Beyond NNGP: Large Deviations and Feature Learning in Bayesian Neural Networks
This work addresses the problem of understanding feature learning and posterior behavior in wide Bayesian neural networks beyond the NNGP limit for researchers in theoretical machine learning.
This paper investigates wide Bayesian neural networks, focusing on rare but statistically dominant fluctuations that drive posterior concentration, moving beyond Gaussian-process limits. It introduces large-deviation theory to derive explicit variational objectives (rate functions) for predictors, which capture non-Gaussian tails, posterior deformation, and data-dependent kernel selection, accurately describing finite-width behavior for moderately sized networks.

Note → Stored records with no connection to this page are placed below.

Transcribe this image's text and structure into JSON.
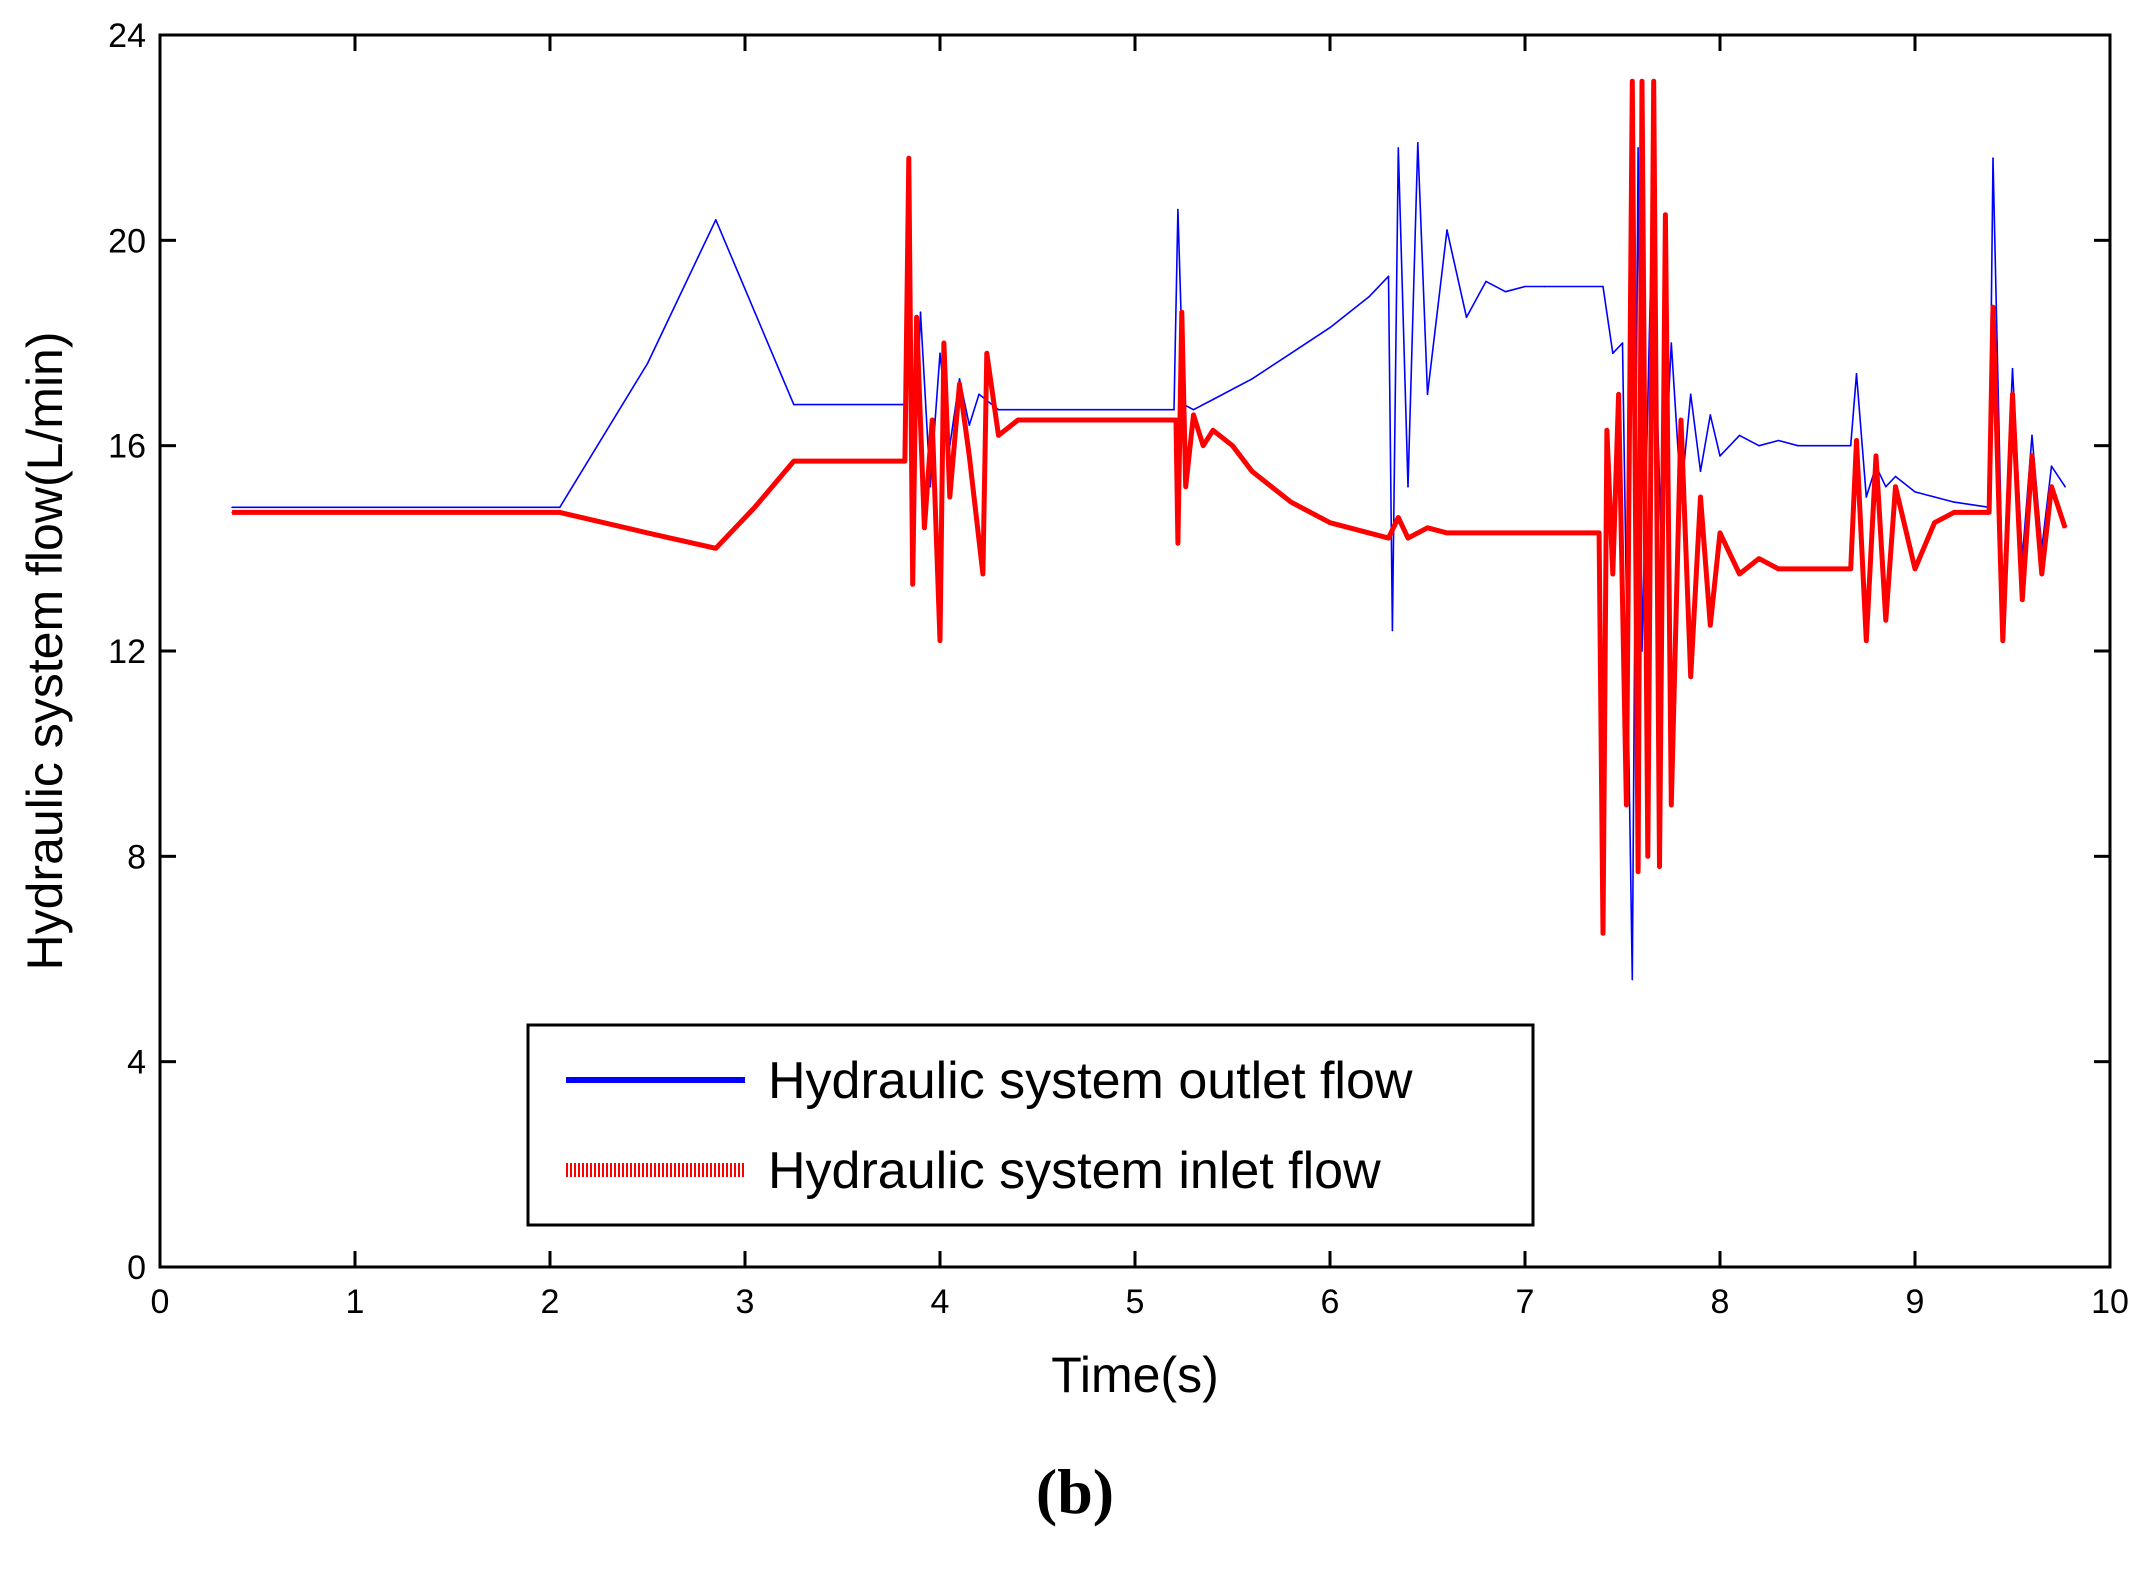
{
  "panel_label": "(b)",
  "colors": {
    "outlet": "#0000ff",
    "inlet": "#ff0000",
    "axes": "#000000",
    "background": "#ffffff"
  },
  "chart_data": {
    "type": "line",
    "title": "",
    "xlabel": "Time(s)",
    "ylabel": "Hydraulic system flow(L/min)",
    "xlim": [
      0,
      10
    ],
    "ylim": [
      0,
      24
    ],
    "xticks": [
      "0",
      "1",
      "2",
      "3",
      "4",
      "5",
      "6",
      "7",
      "8",
      "9",
      "10"
    ],
    "yticks": [
      "0",
      "4",
      "8",
      "12",
      "16",
      "20",
      "24"
    ],
    "grid": false,
    "legend_position": "bottom-center",
    "series": [
      {
        "name": "Hydraulic system outlet flow",
        "color": "#0000ff",
        "style": "solid-thin",
        "x": [
          0.37,
          2.05,
          2.5,
          2.85,
          3.05,
          3.25,
          3.82,
          3.84,
          3.86,
          3.9,
          3.95,
          4.0,
          4.05,
          4.1,
          4.15,
          4.2,
          4.3,
          4.4,
          5.2,
          5.22,
          5.25,
          5.3,
          5.4,
          5.6,
          5.8,
          6.0,
          6.2,
          6.3,
          6.32,
          6.35,
          6.4,
          6.45,
          6.5,
          6.6,
          6.7,
          6.8,
          6.9,
          7.0,
          7.1,
          7.4,
          7.45,
          7.5,
          7.55,
          7.58,
          7.6,
          7.65,
          7.7,
          7.75,
          7.8,
          7.85,
          7.9,
          7.95,
          8.0,
          8.1,
          8.2,
          8.3,
          8.4,
          8.67,
          8.7,
          8.75,
          8.8,
          8.85,
          8.9,
          9.0,
          9.1,
          9.2,
          9.38,
          9.4,
          9.45,
          9.5,
          9.55,
          9.6,
          9.65,
          9.7,
          9.77
        ],
        "y": [
          14.8,
          14.8,
          17.6,
          20.4,
          18.6,
          16.8,
          16.8,
          20.5,
          14.5,
          18.6,
          15.2,
          17.8,
          16.0,
          17.3,
          16.4,
          17.0,
          16.7,
          16.7,
          16.7,
          20.6,
          16.8,
          16.7,
          16.9,
          17.3,
          17.8,
          18.3,
          18.9,
          19.3,
          12.4,
          21.8,
          15.2,
          21.9,
          17.0,
          20.2,
          18.5,
          19.2,
          19.0,
          19.1,
          19.1,
          19.1,
          17.8,
          18.0,
          5.6,
          21.8,
          12.0,
          20.2,
          14.0,
          18.0,
          15.0,
          17.0,
          15.5,
          16.6,
          15.8,
          16.2,
          16.0,
          16.1,
          16.0,
          16.0,
          17.4,
          15.0,
          15.6,
          15.2,
          15.4,
          15.1,
          15.0,
          14.9,
          14.8,
          21.6,
          13.0,
          17.5,
          13.8,
          16.2,
          14.0,
          15.6,
          15.2
        ]
      },
      {
        "name": "Hydraulic system inlet flow",
        "color": "#ff0000",
        "style": "dense-oscillating",
        "x": [
          0.37,
          2.05,
          2.5,
          2.85,
          3.05,
          3.25,
          3.82,
          3.84,
          3.86,
          3.88,
          3.92,
          3.96,
          4.0,
          4.02,
          4.05,
          4.1,
          4.15,
          4.22,
          4.24,
          4.3,
          4.4,
          5.21,
          5.22,
          5.24,
          5.26,
          5.3,
          5.35,
          5.4,
          5.5,
          5.6,
          5.8,
          6.0,
          6.2,
          6.3,
          6.35,
          6.4,
          6.5,
          6.6,
          7.0,
          7.38,
          7.4,
          7.42,
          7.45,
          7.48,
          7.52,
          7.55,
          7.58,
          7.6,
          7.63,
          7.66,
          7.69,
          7.72,
          7.75,
          7.8,
          7.85,
          7.9,
          7.95,
          8.0,
          8.1,
          8.2,
          8.3,
          8.67,
          8.7,
          8.75,
          8.8,
          8.85,
          8.9,
          9.0,
          9.1,
          9.2,
          9.38,
          9.4,
          9.45,
          9.5,
          9.55,
          9.6,
          9.65,
          9.7,
          9.77
        ],
        "y": [
          14.7,
          14.7,
          14.3,
          14.0,
          14.8,
          15.7,
          15.7,
          21.6,
          13.3,
          18.5,
          14.4,
          16.5,
          12.2,
          18.0,
          15.0,
          17.2,
          15.8,
          13.5,
          17.8,
          16.2,
          16.5,
          16.5,
          14.1,
          18.6,
          15.2,
          16.6,
          16.0,
          16.3,
          16.0,
          15.5,
          14.9,
          14.5,
          14.3,
          14.2,
          14.6,
          14.2,
          14.4,
          14.3,
          14.3,
          14.3,
          6.5,
          16.3,
          13.5,
          17.0,
          9.0,
          23.1,
          7.7,
          23.1,
          8.0,
          23.1,
          7.8,
          20.5,
          9.0,
          16.5,
          11.5,
          15.0,
          12.5,
          14.3,
          13.5,
          13.8,
          13.6,
          13.6,
          16.1,
          12.2,
          15.8,
          12.6,
          15.2,
          13.6,
          14.5,
          14.7,
          14.7,
          18.7,
          12.2,
          17.0,
          13.0,
          15.8,
          13.5,
          15.2,
          14.4
        ]
      }
    ]
  }
}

We study wide Bayesian neural networks focusing on the rare but statistically dominant fluctuations that govern posterior concentration, beyond Gaussian-process limits. Large-deviation theory provides explicit variational objectives-rate functions-on predictors, providing an emerging notion of complexity and feature learning directly at the functional level. We show that the posterior output rate function is obtained by a joint optimization over predictors and internal kernels, in contrast with fixed-kernel (NNGP) theory. Numerical experiments demonstrate that the resulting predictions accurately describe finite-width behavior for moderately sized networks, capturing non-Gaussian tails, posterior deformation, and data-dependent kernel selection effects.